-
Wrought Iron Pendant for Electric Lighting
Skidmore, Francis Alexander - Enlarge image
Wrought Iron Pendant for Electric Lighting
- Object:
Design
- Place of origin:
Meriden, England (made)
- Date:
1789-1881 (made)
- Artist/Maker:
Skidmore, Francis Alexander (the younger), born 1817 - died 1896 (possibly, designer)

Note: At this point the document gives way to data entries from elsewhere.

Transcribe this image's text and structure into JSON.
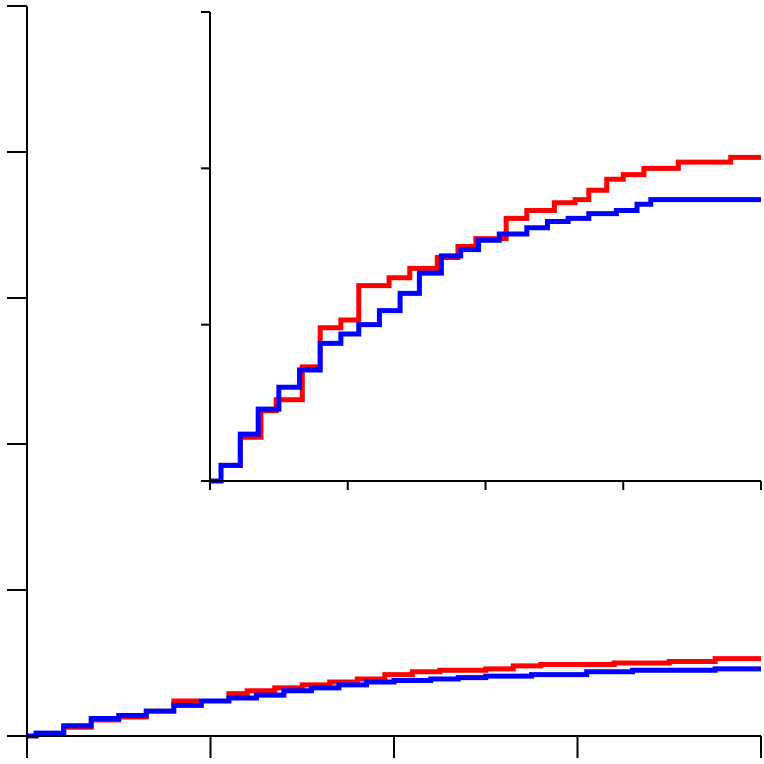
{
  "chart_data": [
    {
      "type": "line",
      "step": true,
      "xlim": [
        0,
        4
      ],
      "ylim": [
        0,
        5
      ],
      "x_ticks": [
        0,
        1,
        2,
        3,
        4
      ],
      "y_ticks": [
        0,
        1,
        2,
        3,
        4,
        5
      ],
      "grid": false,
      "series": [
        {
          "color": "#ff0000",
          "points": [
            [
              0,
              0
            ],
            [
              0.05,
              0.01
            ],
            [
              0.2,
              0.06
            ],
            [
              0.35,
              0.11
            ],
            [
              0.5,
              0.13
            ],
            [
              0.65,
              0.17
            ],
            [
              0.8,
              0.24
            ],
            [
              1.1,
              0.29
            ],
            [
              1.2,
              0.31
            ],
            [
              1.35,
              0.33
            ],
            [
              1.5,
              0.35
            ],
            [
              1.65,
              0.37
            ],
            [
              1.8,
              0.39
            ],
            [
              1.95,
              0.42
            ],
            [
              2.1,
              0.44
            ],
            [
              2.25,
              0.45
            ],
            [
              2.5,
              0.46
            ],
            [
              2.65,
              0.48
            ],
            [
              2.8,
              0.49
            ],
            [
              3.0,
              0.49
            ],
            [
              3.2,
              0.5
            ],
            [
              3.5,
              0.51
            ],
            [
              3.75,
              0.53
            ],
            [
              4.0,
              0.53
            ]
          ]
        },
        {
          "color": "#0000ff",
          "points": [
            [
              0,
              0
            ],
            [
              0.05,
              0.02
            ],
            [
              0.2,
              0.07
            ],
            [
              0.35,
              0.12
            ],
            [
              0.5,
              0.14
            ],
            [
              0.65,
              0.17
            ],
            [
              0.8,
              0.21
            ],
            [
              0.95,
              0.24
            ],
            [
              1.1,
              0.26
            ],
            [
              1.25,
              0.28
            ],
            [
              1.4,
              0.31
            ],
            [
              1.55,
              0.33
            ],
            [
              1.7,
              0.35
            ],
            [
              1.85,
              0.37
            ],
            [
              2.0,
              0.38
            ],
            [
              2.2,
              0.39
            ],
            [
              2.35,
              0.4
            ],
            [
              2.5,
              0.41
            ],
            [
              2.75,
              0.42
            ],
            [
              3.05,
              0.44
            ],
            [
              3.3,
              0.45
            ],
            [
              3.55,
              0.45
            ],
            [
              3.75,
              0.46
            ],
            [
              4.0,
              0.46
            ]
          ]
        }
      ]
    },
    {
      "type": "line",
      "step": true,
      "xlim": [
        0,
        4
      ],
      "ylim": [
        0,
        3
      ],
      "x_ticks": [
        0,
        1,
        2,
        3,
        4
      ],
      "y_ticks": [
        0,
        1,
        2,
        3
      ],
      "grid": false,
      "series": [
        {
          "color": "#ff0000",
          "points": [
            [
              0,
              0
            ],
            [
              0.08,
              0.1
            ],
            [
              0.22,
              0.28
            ],
            [
              0.37,
              0.45
            ],
            [
              0.48,
              0.52
            ],
            [
              0.67,
              0.73
            ],
            [
              0.8,
              0.98
            ],
            [
              0.95,
              1.03
            ],
            [
              1.08,
              1.25
            ],
            [
              1.3,
              1.3
            ],
            [
              1.45,
              1.36
            ],
            [
              1.65,
              1.43
            ],
            [
              1.8,
              1.5
            ],
            [
              1.93,
              1.55
            ],
            [
              2.15,
              1.68
            ],
            [
              2.3,
              1.73
            ],
            [
              2.5,
              1.78
            ],
            [
              2.65,
              1.8
            ],
            [
              2.75,
              1.86
            ],
            [
              2.88,
              1.93
            ],
            [
              3.0,
              1.96
            ],
            [
              3.15,
              2.0
            ],
            [
              3.4,
              2.04
            ],
            [
              3.78,
              2.07
            ],
            [
              4.0,
              2.07
            ]
          ]
        },
        {
          "color": "#0000ff",
          "points": [
            [
              0,
              0
            ],
            [
              0.08,
              0.1
            ],
            [
              0.22,
              0.3
            ],
            [
              0.35,
              0.46
            ],
            [
              0.5,
              0.6
            ],
            [
              0.65,
              0.71
            ],
            [
              0.8,
              0.88
            ],
            [
              0.95,
              0.94
            ],
            [
              1.08,
              1.0
            ],
            [
              1.23,
              1.09
            ],
            [
              1.38,
              1.2
            ],
            [
              1.52,
              1.33
            ],
            [
              1.68,
              1.44
            ],
            [
              1.82,
              1.48
            ],
            [
              1.95,
              1.54
            ],
            [
              2.1,
              1.58
            ],
            [
              2.3,
              1.62
            ],
            [
              2.45,
              1.66
            ],
            [
              2.6,
              1.68
            ],
            [
              2.75,
              1.71
            ],
            [
              2.95,
              1.73
            ],
            [
              3.1,
              1.77
            ],
            [
              3.2,
              1.8
            ],
            [
              3.35,
              1.8
            ],
            [
              4.0,
              1.8
            ]
          ]
        }
      ]
    }
  ]
}
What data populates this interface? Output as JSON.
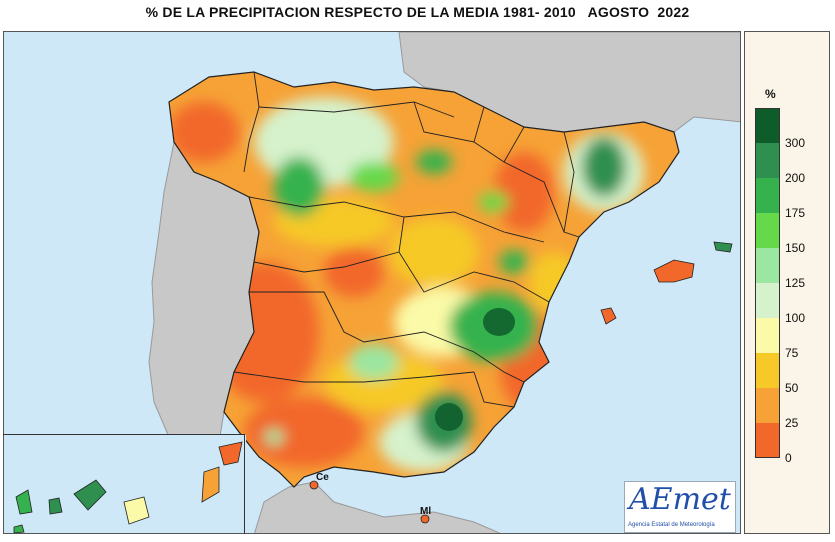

- Materials and Techniques:
Pencil and watercolour on paper
- Credit Line:
Purchased with the assistance of the Friends of the National Libraries
- Museum number:
E.382-2006
- Gallery location:
Prints & Drawings Study Room, level C, case MB2E, shelf SH63, box M80
Design for a pendant electric light fitting in the form of a chandelier with three tear-shaped bulbs. This design is a highly finished presentation drawing to be shown to the client. The design, made in 1879-1881, was for the firm of Francis Skidmore (1817-1896) which by this date had moved to Meriden, a village outside Coventry. By this date, Skidmore, who was a leading Victorian metalworker, employed designers to work for him. Now little known, Skidmore was once famous as the maker of the Albert Memorial (1863-1876) and the Hereford Screen (which was exhibited in London at the International Exhibition of 1862). Sir George Gilbert Scott (1811-1878) designed both the memorial and the screen and employed Skidmore to execute them. Skidmore also produced light fittings, of which this design is one, drawn soon after Thomas Edision, American inventor, produced the first practical light bulb in 1879.